Que Dios bendiga y perdone a todos los hacedores de villancicos irrespetuosos e insultantes, preñados de rimas escatológicas de toda suerte, autocelebrando su tonto ingenio, desgraciadamente desperdiciado, y pretendiendo que se lo celebremos los demás.
Que Dios perdone y bendiga, en fin, a todos los que descreen de la Navidad, y, entienden su laicismo como desprecio de la Religión Católica.

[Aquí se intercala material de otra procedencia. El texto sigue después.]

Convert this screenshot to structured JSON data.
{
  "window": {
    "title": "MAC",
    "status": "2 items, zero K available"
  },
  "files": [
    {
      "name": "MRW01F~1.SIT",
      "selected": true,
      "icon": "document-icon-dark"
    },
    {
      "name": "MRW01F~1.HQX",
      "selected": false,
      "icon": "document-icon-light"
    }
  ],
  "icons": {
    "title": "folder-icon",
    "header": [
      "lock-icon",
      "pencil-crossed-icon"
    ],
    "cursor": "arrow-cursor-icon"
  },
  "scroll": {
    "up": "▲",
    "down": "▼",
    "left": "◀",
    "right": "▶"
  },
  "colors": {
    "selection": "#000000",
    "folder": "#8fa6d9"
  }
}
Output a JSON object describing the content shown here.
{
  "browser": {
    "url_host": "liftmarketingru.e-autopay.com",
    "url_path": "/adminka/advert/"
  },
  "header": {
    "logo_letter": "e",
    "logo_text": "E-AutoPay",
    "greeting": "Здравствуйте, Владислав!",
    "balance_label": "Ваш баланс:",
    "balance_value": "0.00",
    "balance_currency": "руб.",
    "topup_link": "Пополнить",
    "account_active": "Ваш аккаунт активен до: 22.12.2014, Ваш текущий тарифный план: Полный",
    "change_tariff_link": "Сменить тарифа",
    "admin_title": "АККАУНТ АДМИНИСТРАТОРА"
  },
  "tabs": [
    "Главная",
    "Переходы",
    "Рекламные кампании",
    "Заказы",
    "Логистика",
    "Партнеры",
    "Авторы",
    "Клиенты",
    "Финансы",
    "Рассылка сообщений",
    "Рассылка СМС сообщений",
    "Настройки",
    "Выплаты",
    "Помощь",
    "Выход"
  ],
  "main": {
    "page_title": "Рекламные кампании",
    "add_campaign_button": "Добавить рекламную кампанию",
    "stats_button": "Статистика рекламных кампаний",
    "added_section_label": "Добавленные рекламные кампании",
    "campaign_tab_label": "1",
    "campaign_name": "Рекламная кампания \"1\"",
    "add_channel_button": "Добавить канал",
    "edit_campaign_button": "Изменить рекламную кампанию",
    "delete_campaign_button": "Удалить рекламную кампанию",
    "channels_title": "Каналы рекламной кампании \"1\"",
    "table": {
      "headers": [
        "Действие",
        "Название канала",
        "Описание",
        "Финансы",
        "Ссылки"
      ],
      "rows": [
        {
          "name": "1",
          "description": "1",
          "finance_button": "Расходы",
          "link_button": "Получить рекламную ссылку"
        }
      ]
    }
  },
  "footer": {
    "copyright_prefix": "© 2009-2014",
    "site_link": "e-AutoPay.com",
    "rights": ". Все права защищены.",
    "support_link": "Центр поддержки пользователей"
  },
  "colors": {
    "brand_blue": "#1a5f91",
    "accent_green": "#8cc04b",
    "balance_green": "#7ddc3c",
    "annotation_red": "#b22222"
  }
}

Y que San Francisco de Asís, hombre bueno e inventor de belenes y villancicos, sea el abogado defensor de todos cuantos he nombrado. Y pues que el Cristianismo es la sola religión, ideología, sistema político o cosa… que incluye el perdón en sus fundamentos, tengan este valedor. Que, a los demás, acaso nos baste con el respeto al prójimo para alcanzar el mismo perdón, que de seguro, tanto necesitamos como ellos. Amén.
Viernes, 17 de febrero
Raúl González Zorrilla
José Pómez
Francisco Rubiales
Vicente Torres
Manuel Molares do Val
Juan Fernandez Krohn
Antonio Javier Vicente Gil
Carlos Ruiz Miguel
Pedro Fernández Barbadillo
Rufino Soriano Tena
Enrique Zubiaga
Vicente A. C. M.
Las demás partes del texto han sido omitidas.